Victims worldwide have been left to scramble to respond as tens of thousands of such servers are at risk, experts said, and Microsoft has issued no patch for the flaw.
This attack is only the latest cybersecurity embarrassment for Microsoft. Last year, the company was criticized by a panel of U.S. government and industry experts for lapses that allowed a 2023 targeted Chinese hack of U.S. government emails, including those of then-Commerce Secretary Gina Raimondo.
This most recent attack compromises only those servers housed within an organization – not those in the cloud, such as Microsoft 365, officials told the Post. Microsoft has suggested that users make modifications to SharePoint server programs or unplug them from the internet in order to halt the breach.
"We are seeing attempts to exploit thousands of SharePoint servers globally before a patch is available," said Pete Renals, a senior manager with Palo Alto Networks' Unit 42. "We have identified dozens of compromised organizations spanning both commercial and government sectors.''
Such a breach can lead to theft of sensitive data as well as password harvesting, Netherlands-based research company Eye Security pointed out.

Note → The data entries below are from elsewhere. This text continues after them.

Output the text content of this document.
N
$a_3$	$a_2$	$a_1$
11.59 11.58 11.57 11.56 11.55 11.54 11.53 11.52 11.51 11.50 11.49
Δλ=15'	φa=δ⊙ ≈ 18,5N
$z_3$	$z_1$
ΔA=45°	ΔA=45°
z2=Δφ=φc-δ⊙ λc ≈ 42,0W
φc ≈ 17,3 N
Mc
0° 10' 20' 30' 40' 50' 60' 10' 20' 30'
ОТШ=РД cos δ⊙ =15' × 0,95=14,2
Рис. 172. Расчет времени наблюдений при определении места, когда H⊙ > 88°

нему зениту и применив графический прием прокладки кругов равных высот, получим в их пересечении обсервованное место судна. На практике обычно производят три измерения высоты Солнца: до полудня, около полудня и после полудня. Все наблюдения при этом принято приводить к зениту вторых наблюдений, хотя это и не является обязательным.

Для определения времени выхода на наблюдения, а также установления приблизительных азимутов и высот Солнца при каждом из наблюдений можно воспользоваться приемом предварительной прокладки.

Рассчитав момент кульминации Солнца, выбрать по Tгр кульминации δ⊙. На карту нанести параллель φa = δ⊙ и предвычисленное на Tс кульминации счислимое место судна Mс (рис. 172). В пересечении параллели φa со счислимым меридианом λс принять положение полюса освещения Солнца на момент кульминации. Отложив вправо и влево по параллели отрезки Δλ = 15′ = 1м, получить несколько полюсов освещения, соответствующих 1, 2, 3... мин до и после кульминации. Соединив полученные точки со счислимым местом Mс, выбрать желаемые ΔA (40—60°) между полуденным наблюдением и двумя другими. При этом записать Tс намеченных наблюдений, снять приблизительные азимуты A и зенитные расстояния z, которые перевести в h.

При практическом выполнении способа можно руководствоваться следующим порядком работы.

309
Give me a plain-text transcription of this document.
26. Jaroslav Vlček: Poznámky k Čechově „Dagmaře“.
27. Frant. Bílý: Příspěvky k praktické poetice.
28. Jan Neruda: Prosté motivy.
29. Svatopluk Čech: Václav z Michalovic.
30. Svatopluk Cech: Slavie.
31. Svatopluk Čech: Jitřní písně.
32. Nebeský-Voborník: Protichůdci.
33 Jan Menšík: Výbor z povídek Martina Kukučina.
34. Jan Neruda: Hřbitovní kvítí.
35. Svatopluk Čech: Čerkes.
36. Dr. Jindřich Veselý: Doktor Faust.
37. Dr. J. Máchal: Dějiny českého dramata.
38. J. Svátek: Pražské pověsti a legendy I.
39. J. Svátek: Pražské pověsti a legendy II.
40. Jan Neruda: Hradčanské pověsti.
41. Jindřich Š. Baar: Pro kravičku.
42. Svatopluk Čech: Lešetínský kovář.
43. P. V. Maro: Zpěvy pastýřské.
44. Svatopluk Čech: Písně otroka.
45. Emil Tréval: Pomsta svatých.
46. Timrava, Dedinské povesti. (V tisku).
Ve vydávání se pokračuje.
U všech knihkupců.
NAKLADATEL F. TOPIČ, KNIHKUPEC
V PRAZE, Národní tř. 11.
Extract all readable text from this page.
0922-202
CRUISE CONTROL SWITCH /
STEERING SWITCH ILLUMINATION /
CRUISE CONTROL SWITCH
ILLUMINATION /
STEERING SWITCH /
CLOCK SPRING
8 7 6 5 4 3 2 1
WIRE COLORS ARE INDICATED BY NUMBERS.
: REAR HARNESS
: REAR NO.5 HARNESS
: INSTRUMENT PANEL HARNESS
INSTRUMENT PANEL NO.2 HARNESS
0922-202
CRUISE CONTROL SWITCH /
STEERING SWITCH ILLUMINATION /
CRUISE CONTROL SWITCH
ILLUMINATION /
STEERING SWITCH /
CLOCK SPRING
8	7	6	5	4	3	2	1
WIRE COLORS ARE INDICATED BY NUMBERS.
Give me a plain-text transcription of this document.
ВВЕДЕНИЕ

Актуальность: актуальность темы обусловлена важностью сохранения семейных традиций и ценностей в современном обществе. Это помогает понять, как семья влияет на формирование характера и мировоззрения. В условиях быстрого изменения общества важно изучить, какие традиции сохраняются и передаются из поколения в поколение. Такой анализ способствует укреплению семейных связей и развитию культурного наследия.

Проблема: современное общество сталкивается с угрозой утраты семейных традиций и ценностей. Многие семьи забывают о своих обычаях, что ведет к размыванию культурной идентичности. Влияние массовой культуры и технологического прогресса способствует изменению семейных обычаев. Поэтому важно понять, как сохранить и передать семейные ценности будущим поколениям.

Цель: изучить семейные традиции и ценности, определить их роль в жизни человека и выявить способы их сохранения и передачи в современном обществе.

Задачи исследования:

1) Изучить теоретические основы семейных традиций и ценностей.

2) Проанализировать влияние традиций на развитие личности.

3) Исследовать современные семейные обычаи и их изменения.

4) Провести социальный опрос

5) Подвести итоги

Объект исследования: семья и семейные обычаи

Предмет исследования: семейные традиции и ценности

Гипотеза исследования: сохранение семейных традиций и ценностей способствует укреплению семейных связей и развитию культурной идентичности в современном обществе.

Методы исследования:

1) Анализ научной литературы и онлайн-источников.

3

Another problem is it was not immediately clear who is behind the hacking or what its ultimate goal is. Eye Security said it has tracked more than 50 breaches, including at an energy firm in a large state and several European government agencies.
At least two U.S. federal agencies have seen their servers breached, according to researchers, who said victim confidentiality agreements prevent them from naming the targets.
One state official in the eastern U.S. said the attackers had "hijacked" a repository of documents provided to the public to help residents understand how their government works.
Such "wiper" attacks are rare, and this one left officials alarmed in other states as word spread.
The breaches took place after Microsoft repaired a security flaw earlier this month, but the attackers realized they could use a similar vulnerability, according to the Department of Homeland Security's Cybersecurity and Infrastructure Security Agency.
CISA spokeswoman Marci McCarthy said the agency was alerted to the issue Friday by a cyber research firm and immediately informed Microsoft.
On Friday, Microsoft said it would stop using China-based engineers to back Defense Department cloud-computing programs after a report by investigative outlet ProPublica revealed the practice, which led Defense Secretary Pete Hegseth to order a review of Pentagon cloud deals.
Others that were breached included a government agency in Spain, a local agency in Albuquerque, and a university in Brazil, security researchers said.